Research from OPSWAT and the SANS Institute found that ICS/OT cybersecurity budgets lag even as attacks surge-a shortfall made particularly alarming by the fact that over 50% of organizations have reported experiencing at least one security incident within their ICS/OT environments. Many manufacturers lack the internal resources, expertise, and capacity for continuous threat monitoring. Purpose-built managed detection and response (MDR) services for OT environments have emerged to deliver around-the-clock monitoring, threat detection, and incident response tailored to industrial systems.
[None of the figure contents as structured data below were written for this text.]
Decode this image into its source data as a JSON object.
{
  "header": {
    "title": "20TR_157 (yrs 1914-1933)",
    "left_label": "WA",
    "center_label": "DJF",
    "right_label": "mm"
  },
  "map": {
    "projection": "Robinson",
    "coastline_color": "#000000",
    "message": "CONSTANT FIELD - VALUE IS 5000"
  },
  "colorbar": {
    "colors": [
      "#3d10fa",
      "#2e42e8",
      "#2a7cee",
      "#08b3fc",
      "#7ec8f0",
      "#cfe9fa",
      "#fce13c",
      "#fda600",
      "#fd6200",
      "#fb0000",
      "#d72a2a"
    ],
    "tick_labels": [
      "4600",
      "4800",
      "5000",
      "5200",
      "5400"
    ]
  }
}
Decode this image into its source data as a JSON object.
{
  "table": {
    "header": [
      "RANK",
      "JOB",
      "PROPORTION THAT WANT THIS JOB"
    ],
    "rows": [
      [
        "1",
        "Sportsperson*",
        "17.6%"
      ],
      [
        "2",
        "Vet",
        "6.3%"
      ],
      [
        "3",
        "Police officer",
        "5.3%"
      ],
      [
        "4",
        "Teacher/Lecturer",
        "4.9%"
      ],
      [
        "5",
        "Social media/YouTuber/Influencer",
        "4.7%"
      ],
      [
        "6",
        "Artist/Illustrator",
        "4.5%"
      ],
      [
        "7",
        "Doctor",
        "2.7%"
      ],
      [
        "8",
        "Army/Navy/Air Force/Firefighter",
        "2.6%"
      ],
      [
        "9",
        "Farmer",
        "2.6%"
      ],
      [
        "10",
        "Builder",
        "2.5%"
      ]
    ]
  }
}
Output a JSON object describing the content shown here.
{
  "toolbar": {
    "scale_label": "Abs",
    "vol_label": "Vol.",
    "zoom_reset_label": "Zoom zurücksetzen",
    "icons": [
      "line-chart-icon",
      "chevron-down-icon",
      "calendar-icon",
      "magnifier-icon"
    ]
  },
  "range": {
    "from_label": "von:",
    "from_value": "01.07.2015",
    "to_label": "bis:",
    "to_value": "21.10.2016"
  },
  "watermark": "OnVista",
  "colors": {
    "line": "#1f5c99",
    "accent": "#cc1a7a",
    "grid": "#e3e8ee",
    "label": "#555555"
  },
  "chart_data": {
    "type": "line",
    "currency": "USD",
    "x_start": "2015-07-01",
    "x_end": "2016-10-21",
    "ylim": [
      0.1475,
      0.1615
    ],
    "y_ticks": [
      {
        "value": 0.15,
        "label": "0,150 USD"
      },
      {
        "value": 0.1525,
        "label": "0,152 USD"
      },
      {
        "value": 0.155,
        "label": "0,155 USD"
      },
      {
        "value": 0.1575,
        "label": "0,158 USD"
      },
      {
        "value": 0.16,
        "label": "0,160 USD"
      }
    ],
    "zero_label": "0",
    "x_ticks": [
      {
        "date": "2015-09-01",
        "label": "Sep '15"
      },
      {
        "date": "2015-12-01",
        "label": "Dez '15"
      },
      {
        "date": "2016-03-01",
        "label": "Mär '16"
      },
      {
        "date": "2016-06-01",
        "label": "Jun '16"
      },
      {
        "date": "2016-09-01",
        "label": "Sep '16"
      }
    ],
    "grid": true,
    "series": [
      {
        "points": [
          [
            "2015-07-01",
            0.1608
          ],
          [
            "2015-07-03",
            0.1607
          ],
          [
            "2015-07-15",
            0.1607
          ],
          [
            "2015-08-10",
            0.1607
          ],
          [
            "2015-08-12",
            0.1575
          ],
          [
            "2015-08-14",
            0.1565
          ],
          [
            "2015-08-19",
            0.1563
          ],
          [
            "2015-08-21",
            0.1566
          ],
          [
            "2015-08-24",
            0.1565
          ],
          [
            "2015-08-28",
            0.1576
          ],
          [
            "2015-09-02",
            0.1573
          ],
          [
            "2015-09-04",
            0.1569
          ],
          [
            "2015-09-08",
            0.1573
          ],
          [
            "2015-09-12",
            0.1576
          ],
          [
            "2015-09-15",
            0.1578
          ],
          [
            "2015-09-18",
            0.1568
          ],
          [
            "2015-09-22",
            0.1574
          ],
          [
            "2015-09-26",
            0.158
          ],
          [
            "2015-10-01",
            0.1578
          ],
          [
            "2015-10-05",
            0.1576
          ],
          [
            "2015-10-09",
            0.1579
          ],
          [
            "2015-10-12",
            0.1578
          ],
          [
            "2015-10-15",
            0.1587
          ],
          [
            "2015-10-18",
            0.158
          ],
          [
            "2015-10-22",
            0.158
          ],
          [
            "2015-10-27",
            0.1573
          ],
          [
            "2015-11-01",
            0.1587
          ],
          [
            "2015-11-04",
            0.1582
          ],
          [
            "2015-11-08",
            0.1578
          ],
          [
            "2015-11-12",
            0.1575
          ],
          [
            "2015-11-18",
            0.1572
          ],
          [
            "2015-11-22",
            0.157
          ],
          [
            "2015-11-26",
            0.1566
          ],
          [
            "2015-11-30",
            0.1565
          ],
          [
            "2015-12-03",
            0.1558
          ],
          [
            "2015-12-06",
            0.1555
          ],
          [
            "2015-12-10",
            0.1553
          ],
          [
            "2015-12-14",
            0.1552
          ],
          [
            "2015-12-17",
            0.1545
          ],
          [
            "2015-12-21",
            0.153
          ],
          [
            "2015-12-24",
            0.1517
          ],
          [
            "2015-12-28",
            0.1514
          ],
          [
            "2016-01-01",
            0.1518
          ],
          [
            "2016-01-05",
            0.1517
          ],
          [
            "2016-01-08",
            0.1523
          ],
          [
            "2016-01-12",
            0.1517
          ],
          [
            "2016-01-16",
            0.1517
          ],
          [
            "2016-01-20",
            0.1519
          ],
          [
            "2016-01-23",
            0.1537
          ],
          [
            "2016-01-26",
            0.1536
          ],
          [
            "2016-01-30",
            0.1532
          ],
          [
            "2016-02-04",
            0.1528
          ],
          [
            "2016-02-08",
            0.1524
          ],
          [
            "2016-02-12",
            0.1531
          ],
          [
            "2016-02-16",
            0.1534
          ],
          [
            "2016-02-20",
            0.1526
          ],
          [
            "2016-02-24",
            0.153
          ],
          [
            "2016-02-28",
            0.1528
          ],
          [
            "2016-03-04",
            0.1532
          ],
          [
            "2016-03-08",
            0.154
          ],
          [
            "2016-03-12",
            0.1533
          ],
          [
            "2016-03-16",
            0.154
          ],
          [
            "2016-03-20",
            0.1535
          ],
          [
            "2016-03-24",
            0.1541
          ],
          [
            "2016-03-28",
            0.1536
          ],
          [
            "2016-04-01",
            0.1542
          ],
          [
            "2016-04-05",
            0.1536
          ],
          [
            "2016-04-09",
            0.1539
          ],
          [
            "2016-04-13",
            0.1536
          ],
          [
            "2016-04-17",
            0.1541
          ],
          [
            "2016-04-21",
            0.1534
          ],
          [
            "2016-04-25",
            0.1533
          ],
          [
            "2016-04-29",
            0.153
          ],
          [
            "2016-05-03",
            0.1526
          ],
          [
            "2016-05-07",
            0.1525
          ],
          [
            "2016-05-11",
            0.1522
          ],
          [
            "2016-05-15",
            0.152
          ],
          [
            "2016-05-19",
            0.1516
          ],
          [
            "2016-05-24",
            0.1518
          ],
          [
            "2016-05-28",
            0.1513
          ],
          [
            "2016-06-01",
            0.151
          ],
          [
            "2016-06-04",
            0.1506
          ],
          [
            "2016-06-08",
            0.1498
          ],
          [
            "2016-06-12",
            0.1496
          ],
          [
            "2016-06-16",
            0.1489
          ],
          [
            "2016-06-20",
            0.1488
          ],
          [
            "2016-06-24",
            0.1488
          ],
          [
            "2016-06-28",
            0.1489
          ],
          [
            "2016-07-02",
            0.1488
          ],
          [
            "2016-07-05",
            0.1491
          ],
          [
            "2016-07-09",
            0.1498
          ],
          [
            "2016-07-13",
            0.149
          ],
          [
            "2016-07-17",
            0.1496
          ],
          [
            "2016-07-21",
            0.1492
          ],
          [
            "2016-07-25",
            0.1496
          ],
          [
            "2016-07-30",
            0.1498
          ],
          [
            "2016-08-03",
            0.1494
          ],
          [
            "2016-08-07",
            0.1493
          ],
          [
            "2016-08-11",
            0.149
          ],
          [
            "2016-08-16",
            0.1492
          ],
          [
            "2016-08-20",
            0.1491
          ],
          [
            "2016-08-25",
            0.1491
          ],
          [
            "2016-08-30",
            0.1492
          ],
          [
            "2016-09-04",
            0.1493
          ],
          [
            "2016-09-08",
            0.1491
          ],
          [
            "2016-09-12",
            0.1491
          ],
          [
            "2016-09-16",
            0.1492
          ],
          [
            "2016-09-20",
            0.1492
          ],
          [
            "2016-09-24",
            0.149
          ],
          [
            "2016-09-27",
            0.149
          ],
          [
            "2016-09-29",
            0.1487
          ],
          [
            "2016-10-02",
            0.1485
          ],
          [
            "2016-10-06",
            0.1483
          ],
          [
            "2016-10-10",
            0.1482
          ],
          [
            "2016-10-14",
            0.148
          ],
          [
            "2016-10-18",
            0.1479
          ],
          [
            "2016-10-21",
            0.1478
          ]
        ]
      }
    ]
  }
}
Claroty's analysts recommend that plant operators take immediate inventory steps. Defenders should block internet-connected devices from being enumerated by IoT search tools, fix or triage devices with weak or known credentials, and migrate away from or better lock down insecure protocols such as VNC. The SANS Institute's 2025 survey found that top investment areas among industrial organizations over the past year were asset inventory and visibility (50%), secure remote access with MFA (45%), and increased segmentation (32%).

Outlook

European regulatory momentum continues to accelerate. The EU Cyber Resilience Act mandates SBOMs for market access, and Germany's BSI TR-03183-2 guideline provides detailed technical requirements aimed at ensuring software transparency and supply chain security. Over the next 12-24 months, prepared organizations plan to invest heavily in asset visibility (66%) and threat detection (55%), while adding configuration management (55%) to their top three priorities. Manufacturers that fail to implement patch governance, network segmentation, and SBOM programs ahead of regulatory deadlines face both operational disruption risk and potential compliance liability under converging U.S. and EU frameworks.